Yesterday I went to this secondhand record and bookshop I’ve been frequenting, or, rather, I was on an errand that took me past it and I nipped in for five: minutes and vinyls. There’s just so many shitloads of album-stuffed racks in there that I usually look at two or three and it’s not hard to find 5 useful LPs with that restriction. I’ve long since given up that neurotic, paranoid approach to crate-digging whereby you can never leave an outlet, or walk past one, without checking every title, just to make sure they aren’t hiding the holy fucking grail in amongst the Jim Reeves and Roger Whitaker dross. This calming, this maturing, in me grew from two factors, probably: Harrison Maudlin’s take on sampling that he can build a track out of anything – Roger Whitaker being a case in point, of course, the classic 2006 Maud cut ‘Who Reg Tit Raker’ being built out of a small grabbing from the bespectacled prick’s back catalogue. And Vicki Bennett’s recent (ca 2005) flogging of all CDs and vinyls on ebay, committing herself henceforth to gathering material from digital sources. Besides, there are thousands of anoraks out there who are looking for Alan Tew’s soundtrack to ‘The Hanged Man’ or Ray Davies & the Button Down Brass’s ‘Funk In Hell’, just so they can scan the cover, slap it on a vinyl-geek fansite (www.vinylvulture.co.uk) and ‘Fnar, fnar’ about how amazing the grooves on it are. And have they yet to produce a track like ‘Who Reg Tit Raker’? I very much d-fucking-oubt it. Meanwhile their hogging all those LPs, getting into Help The Aged at 9.00am sharp to… whatever.

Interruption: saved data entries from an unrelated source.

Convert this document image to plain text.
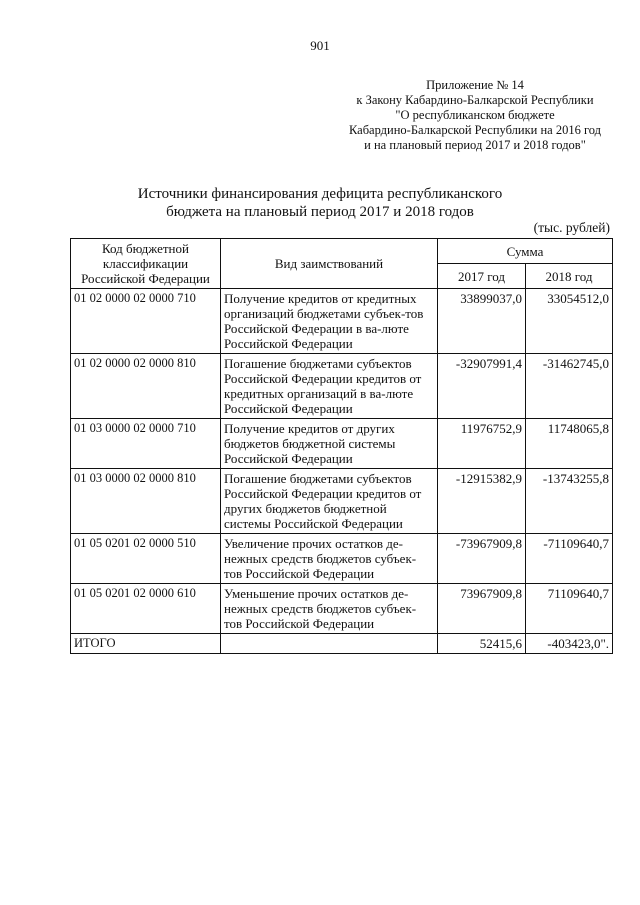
901
Приложение № 14
к Закону Кабардино-Балкарской Республики
"О республиканском бюджете
Кабардино-Балкарской Республики на 2016 год
и на плановый период 2017 и 2018 годов"
Источники финансирования дефицита республиканского
бюджета на плановый период 2017 и 2018 годов
(тыс. рублей)
Код бюджетной классификации Российской Федерации	Вид заимствований	Сумма	
		2017 год	2018 год
01 02 0000 02 0000 710	Получение кредитов от кредитных организаций бюджетами субъек-тов Российской Федерации в ва-люте Российской Федерации	33899037,0	33054512,0
01 02 0000 02 0000 810	Погашение бюджетами субъектов Российской Федерации кредитов от кредитных организаций в ва-люте Российской Федерации	-32907991,4	-31462745,0
01 03 0000 02 0000 710	Получение кредитов от других бюджетов бюджетной системы Российской Федерации	11976752,9	11748065,8
01 03 0000 02 0000 810	Погашение бюджетами субъектов Российской Федерации кредитов от других бюджетов бюджетной системы Российской Федерации	-12915382,9	-13743255,8
01 05 0201 02 0000 510	Увеличение прочих остатков де-нежных средств бюджетов субъек-тов Российской Федерации	-73967909,8	-71109640,7
01 05 0201 02 0000 610	Уменьшение прочих остатков де-нежных средств бюджетов субъек-тов Российской Федерации	73967909,8	71109640,7
ИТОГО		52415,6	-403423,0".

Anyway, yesterday’s stop-off was a good one because of one or two LPs (among my 5) that I got (sadly) very excited about. Vinyl Vulture have a small section on James Last. Before they posted it, I offered to write this, but then I couldn’t be bothered. It has most things of note on it, although it missed out his ‘Copabanca’ LP quite conspicuously. Well, one of the key James Last titles for crate-digging is ‘Well Kept Secret’ which, notoriously, features ‘proper’ fusionist/jazz rockers like Larry Carlton, Lee Ritenour and Ernie Watts. The album is generally spoken of/documented as a freak one-off (recorded in 1977). Which is why I was so excited to find ‘Seduction’ (1980) with the same cast of hotshots, supplemented here by Michael Brecker (among others). And it’s a fantastically horrible album, which makes it even more of a delight. One of the problems with ‘Well Kept Secret’ is that some of it is almost respectable. He does away with that ghastly, 4-square brass-section melody technique which he employs on just about everything he ever did. Not here, though: you can hardly make out the vain attempts by Ritenour and co to bleed some musical credibility into the plastic trousers. That said, from a sampling point of view it’s as barren as ever – you find yourself sampling drum hits and a couple of loops, before erasing them in tactically digital chunder. Has anyone ever got satisfactory results from a James Last record? They’re the musical equivalent of a blow-up doll. Not that I would know, of course, Jesus…
Anyway, the best purchase, right, in case you thought it couldn’t get any worse, was ‘Shadow Dancing’ by Andy Gibb. Now this LP I am going to sample like fuck – it’ll be a job not to just record the whole thing from start to finish and present that as your own work, just for having the perversion of thinking of it. The whole album is a misty-lensed journey through the sentiments of MOR adult relationships. No hard-ons, just hugs and understanding. With a little bit of endearing self-doubt for good measure. And the musical arrangements are just so lush – I can’t wait to get looping on those ponderous keyboard intros just so I can go ‘BzzXzschT!’ over the top of them.
Jesus, like anybody could possibly want to know this shit. And I never even talked about the Nile Rodgers-produced Outloud album ‘Out Loud’ which features a song titled ‘Kak’. I shit you not.